Health Highlights: Jan. 23, 2018
Unclear if Heat-Not-Burn Tobacco Device Poses Fewer Health Risks Than Cigarettes: FDA Jazz Legend Hugh Masekela Dies at Age 78 Neil Diamond Announces Retirement After Parkinson's Disease Diagnosis
Here are some of the latest health and medical news developments, compiled by the editors of HealthDay:
Unclear if Heat-Not-Burn Tobacco Device Poses Fewer Health Risks Than Cigarettes: FDA
It's not clear whether lower levels of some harmful chemicals produced by a device that heats tobacco without burning it would mean fewer health risks for users, compared with traditional cigarettes, a U.S. Food and Drug Administration review says.
Vapor from the iQOS device from Philip Morris International contained between 55 to 99 percent lower levels of certain dangerous chemicals than cigarette smoke, according to the FDA review released Monday, the Associated Press reported.
However, laboratory and animal studies conducted by the company suggest the chemicals could still be toxic and contribute to precancerous growths.

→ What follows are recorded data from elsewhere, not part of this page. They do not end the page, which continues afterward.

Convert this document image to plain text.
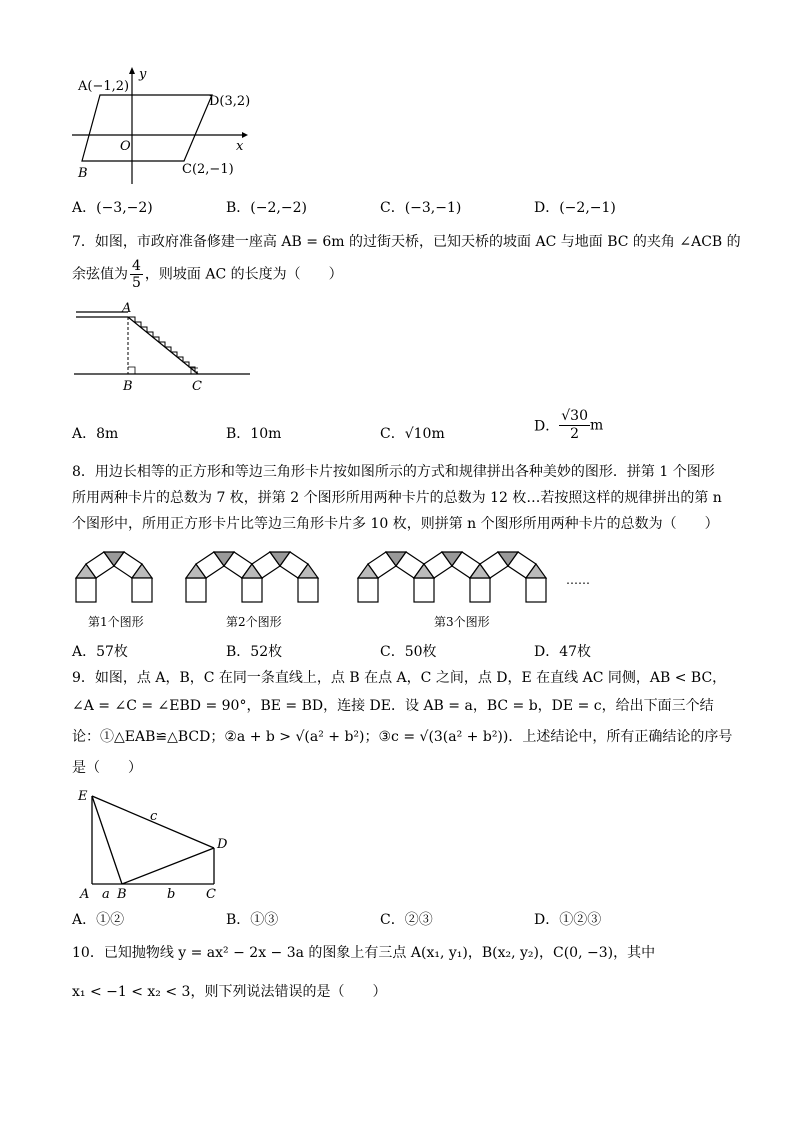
y
x
O
A(−1,2)
D(3,2)
B	C(2,−1)
A．(−3,−2)	B．(−2,−2)	C．(−3,−1)	D．(−2,−1)
7．如图，市政府准备修建一座高 AB = 6m 的过街天桥，已知天桥的坡面 AC 与地面 BC 的夹角 ∠ACB 的
余弦值为 $\frac{4}{5}$ ，则坡面 AC 的长度为（　　）
A
B	C
A．8m	B．10m	C．√10m	D． $\frac{√30}{2}$ m
8．用边长相等的正方形和等边三角形卡片按如图所示的方式和规律拼出各种美妙的图形．拼第 1 个图形
所用两种卡片的总数为 7 枚，拼第 2 个图形所用两种卡片的总数为 12 枚…若按照这样的规律拼出的第 n
个图形中，所用正方形卡片比等边三角形卡片多 10 枚，则拼第 n 个图形所用两种卡片的总数为（　　）
……
第1个图形	第2个图形	第3个图形
A．57枚	B．52枚	C．50枚	D．47枚
9．如图，点 A，B，C 在同一条直线上，点 B 在点 A，C 之间，点 D，E 在直线 AC 同侧，AB < BC，
∠A = ∠C = ∠EBD = 90°，BE = BD，连接 DE．设 AB = a，BC = b，DE = c，给出下面三个结
论：①△EAB≌△BCD；②a + b > √(a² + b²)；③c = √(3(a² + b²))．上述结论中，所有正确结论的序号
是（　　）
E
D
A B	C
a	b
c
A．①②	B．①③	C．②③	D．①②③
10．已知抛物线 y = ax² − 2x − 3a 的图象上有三点 A(x₁, y₁)，B(x₂, y₂)，C(0, −3)，其中
x₁ < −1 < x₂ < 3，则下列说法错误的是（　　）
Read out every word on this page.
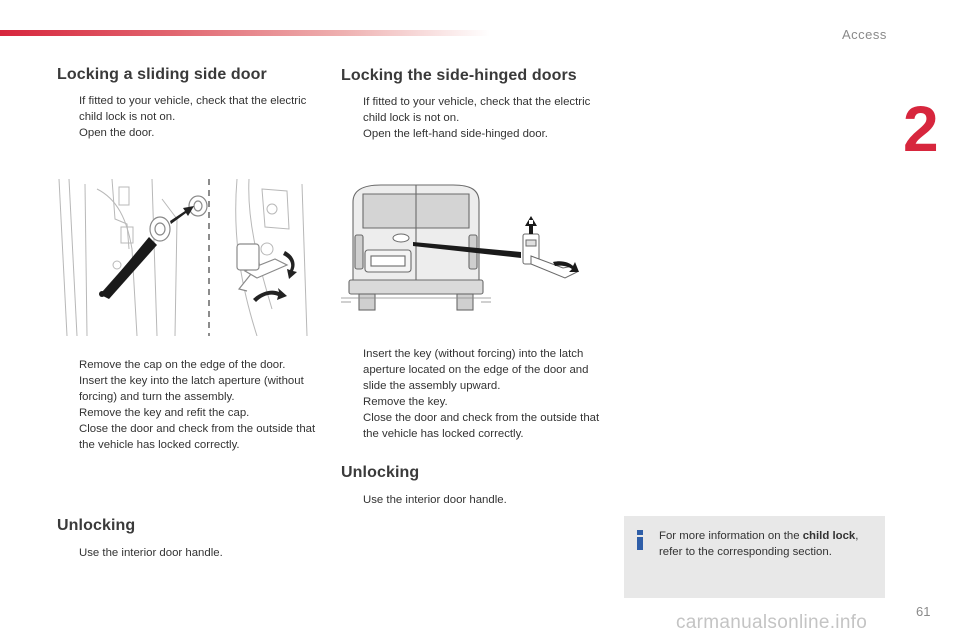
Access
2
Locking a sliding side door
If fitted to your vehicle, check that the electric child lock is not on.
Open the door.
Remove the cap on the edge of the door.
Insert the key into the latch aperture (without forcing) and turn the assembly.
Remove the key and refit the cap.
Close the door and check from the outside that the vehicle has locked correctly.
Unlocking
Use the interior door handle.
Locking the side-hinged doors
If fitted to your vehicle, check that the electric child lock is not on.
Open the left-hand side-hinged door.
Insert the key (without forcing) into the latch aperture located on the edge of the door and slide the assembly upward.
Remove the key.
Close the door and check from the outside that the vehicle has locked correctly.
Unlocking
Use the interior door handle.
For more information on the child lock, refer to the corresponding section.
61
carmanualsonline.info
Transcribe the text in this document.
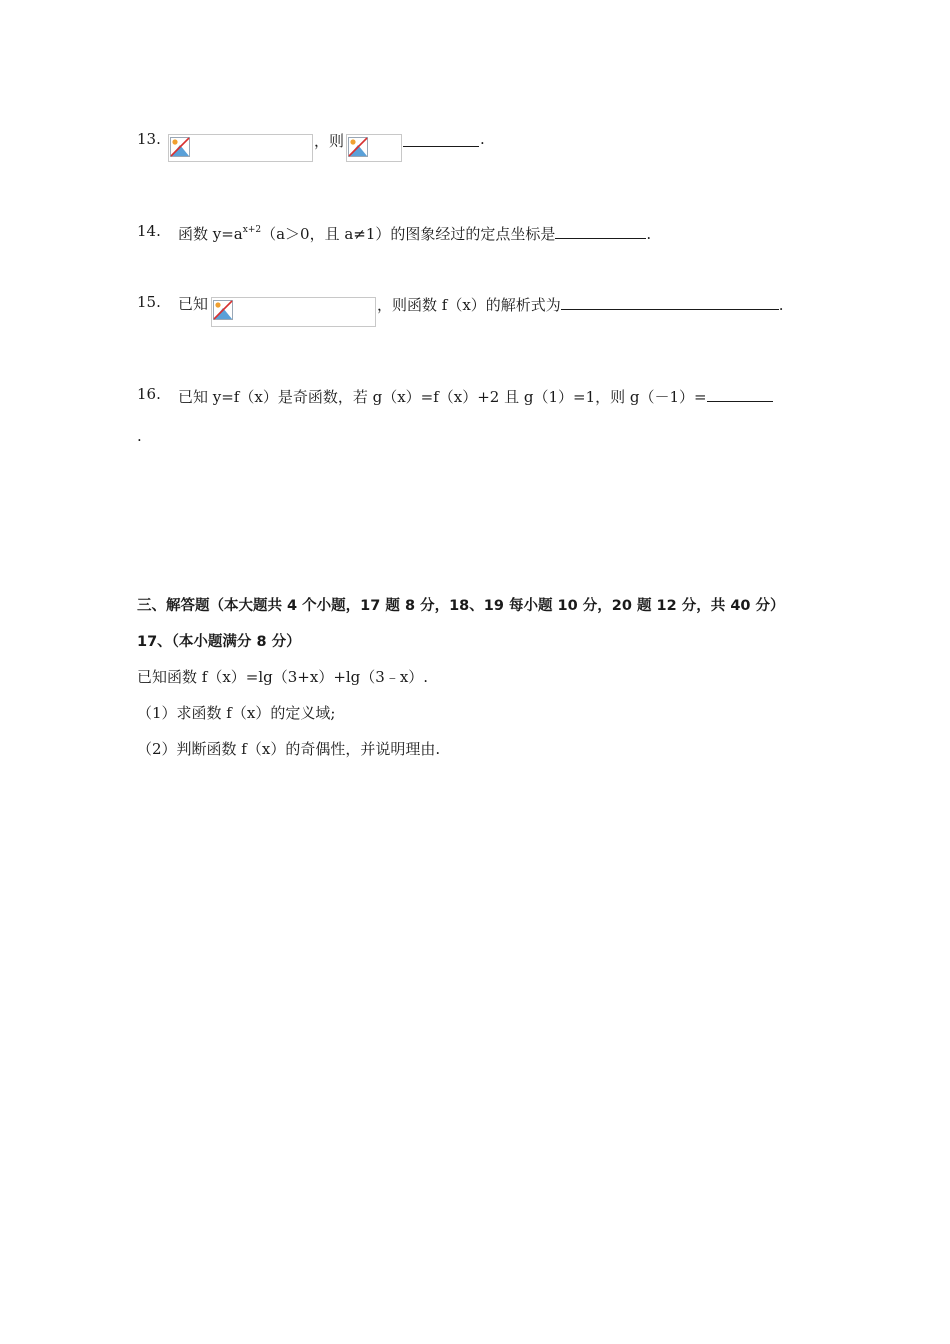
13.	，则	.
14. 函数 $y=a^{x+2}(a>0$，且 a≠1）的图象经过的定点坐标是	.
15. 已知	，则函数 f（x）的解析式为	.
16. 已知 y=f（x）是奇函数，若 g（x）=f（x）+2 且 g（1）=1，则 g（－1）=
.
三、解答题（本大题共 4 个小题，17 题 8 分，18、19 每小题 10 分，20 题 12 分，共 40 分）
17、（本小题满分 8 分）
已知函数 f（x）=lg（3+x）+lg（3﹣x）.
（1）求函数 f（x）的定义域;
（2）判断函数 f（x）的奇偶性，并说明理由.
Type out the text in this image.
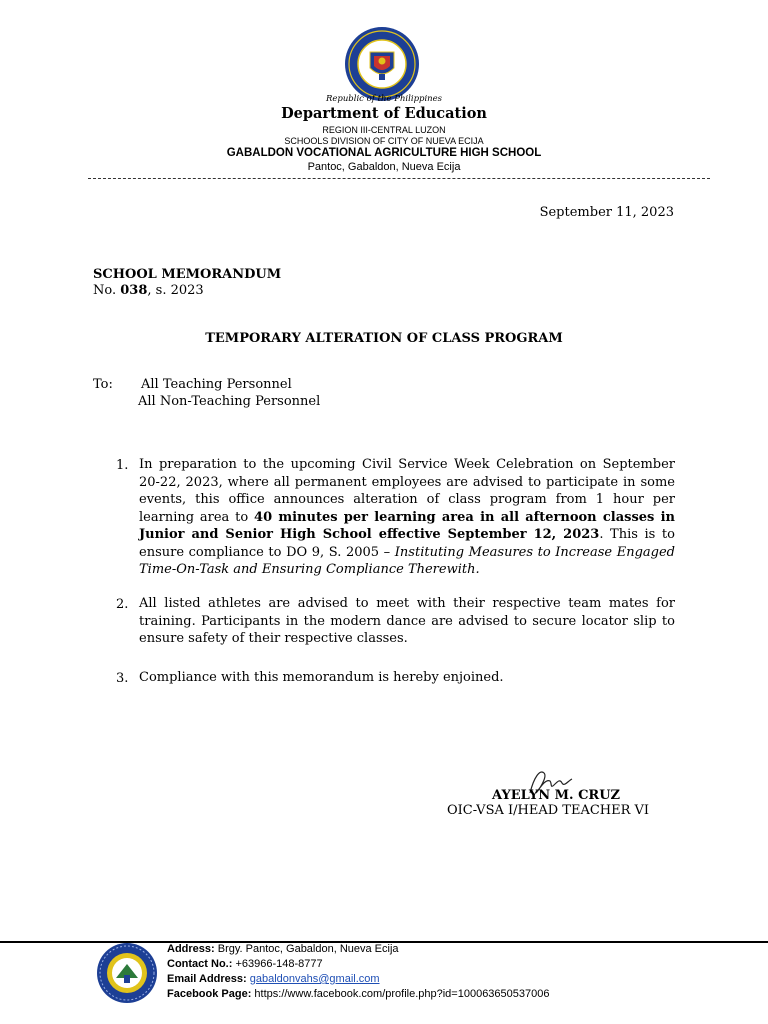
Republic of the Philippines
Department of Education
REGION III-CENTRAL LUZON
SCHOOLS DIVISION OF CITY OF NUEVA ECIJA
GABALDON VOCATIONAL AGRICULTURE HIGH SCHOOL
Pantoc, Gabaldon, Nueva Ecija
September 11, 2023
SCHOOL MEMORANDUM
No. 038, s. 2023
TEMPORARY ALTERATION OF CLASS PROGRAM
To: All Teaching Personnel
All Non-Teaching Personnel
1. In preparation to the upcoming Civil Service Week Celebration on September 20-22, 2023, where all permanent employees are advised to participate in some events, this office announces alteration of class program from 1 hour per learning area to 40 minutes per learning area in all afternoon classes in Junior and Senior High School effective September 12, 2023. This is to ensure compliance to DO 9, S. 2005 – Instituting Measures to Increase Engaged Time-On-Task and Ensuring Compliance Therewith.

2. All listed athletes are advised to meet with their respective team mates for training. Participants in the modern dance are advised to secure locator slip to ensure safety of their respective classes.

3. Compliance with this memorandum is hereby enjoined.

AYELYN M. CRUZ
OIC-VSA I/HEAD TEACHER VI
Address: Brgy. Pantoc, Gabaldon, Nueva Ecija
Contact No.: +63966-148-8777
Email Address: gabaldonvahs@gmail.com
Facebook Page: https://www.facebook.com/profile.php?id=100063650537006
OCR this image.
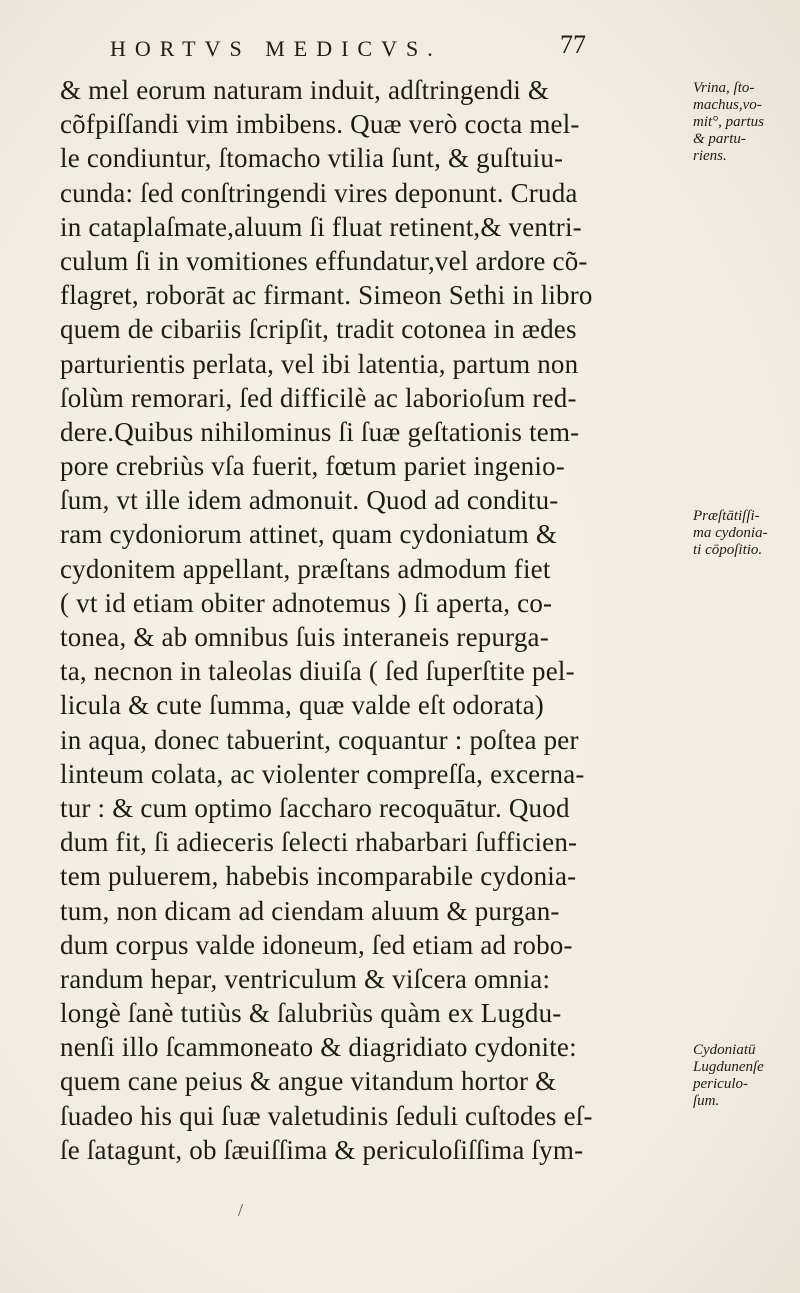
HORTVS MEDICVS.	77
& mel eorum naturam induit, adſtringendi &
cõfpiſſandi vim imbibens. Quæ verò coctа mel-
le condiuntur, ſtomacho vtilia ſunt, & guſtuiu-
cunda: ſed conſtringendi vires deponunt. Cruda
in cataplaſmate,aluum ſi fluat retinent,& ventri-
culum ſi in vomitiones effundatur,vel ardore cõ-
flagret, roborāt ac firmant. Simeon Sethi in libro
quem de cibariis ſcripſit, tradit cotonea in ædes
parturientis perlata, vel ibi latentia, partum non
ſolùm remorari, ſed difficilè ac laborioſum red-
dere.Quibus nihilominus ſi ſuæ geſtationis tem-
pore crebriùs vſa fuerit, fœtum pariet ingenio-
ſum, vt ille idem admonuit. Quod ad conditu-
ram cydoniorum attinet, quam cydoniatum &
cydonitem appellant, præſtans admodum fiet
( vt id etiam obiter adnotemus ) ſi aperta, co-
tonea, & ab omnibus ſuis interaneis repurga-
ta, necnon in taleolas diuiſa ( ſed ſuperſtite pel-
licula & cute ſumma, quæ valde eſt odorata)
in aqua, donec tabuerint, coquantur : poſtea per
linteum colata, ac violenter compreſſa, excerna-
tur : & cum optimo ſaccharo recoquātur. Quod
dum fit, ſi adieceris ſelecti rhabarbari ſufficien-
tem puluerem, habebis incomparabile cydonia-
tum, non dicam ad ciendam aluum & purgan-
dum corpus valde idoneum, ſed etiam ad robo-
randum hepar, ventriculum & viſcera omnia:
longè ſanè tutiùs & ſalubriùs quàm ex Lugdu-
nenſi illo ſcammoneato & diagridiato cydonite:
quem cane peius & angue vitandum hortor &
ſuadeo his qui ſuæ valetudinis ſeduli cuſtodes eſ-
ſe ſatagunt, ob ſæuiſſima & periculoſiſſima ſym-
Vrina, ſto-
machus,vo-
mit°, partus
& partu-
riens.
Præſtātiſſi-
ma cydonia-
ti cōpoſitio.
Cydoniatū
Lugdunenſe
periculo-
ſum.
/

Philip Morris is seeking permission to sell the device in the U.S. and will present study findings to a panel of FDA advisers this week. A recommendation from the panel is expected Thursday, and the FDA will make a final decision later this year, the AP reported.
The iQOS device heats strips of tobacco but does not burn them, producing tobacco vapor that contains nicotine. This is different from electronic cigarettes, which vaporize liquid that typically contains nicotine.
Jazz Legend Hugh Masekela Dies at Age 78
Jazz legend Hugh Masekela died at age 78 after a long struggle against cancer.
Masekela died in Johannesburg, South Africa died after a "protracted and courageous battle with prostate cancer," his family said in a statement released Tuesday, the Associated Press reported.
The trumpeter, singer and composer took up the horn at 14 and quickly became part of the 1950s jazz scene in Johannesburg.
In the 1960s, Masekela went into exile in the United States and the United Kingdom. He used his music to increase awareness about oppressive white-minority rule in South Africa. In 1968, he had an international number one hit with "Grazing in the Grass," the AP reported.
He collaborated with a wide range of musicians, including Harry Belafonte, Herb Alpert and Paul Simon.
Neil Diamond Announces Retirement After Parkinson's Disease Diagnosis
Neil Diamond announced Monday that he has been diagnosed with Parkinson's disease and will retire from performing.
He has canceled the third leg of his 50th anniversary tour because "the onset of the disease has made it difficult to travel and perform on a large scale basis," according to the singer's website, USA Today reported.
"It is with great reluctance and disappointment that I announce my retirement from concert touring. I have been so honored to bring my shows to the public for the past 50 years," Diamond in a statement.
He will turn 77 on Wednesday and will receive a Lifetime Achievement Award at the Grammys on Sunday, USA Today reported.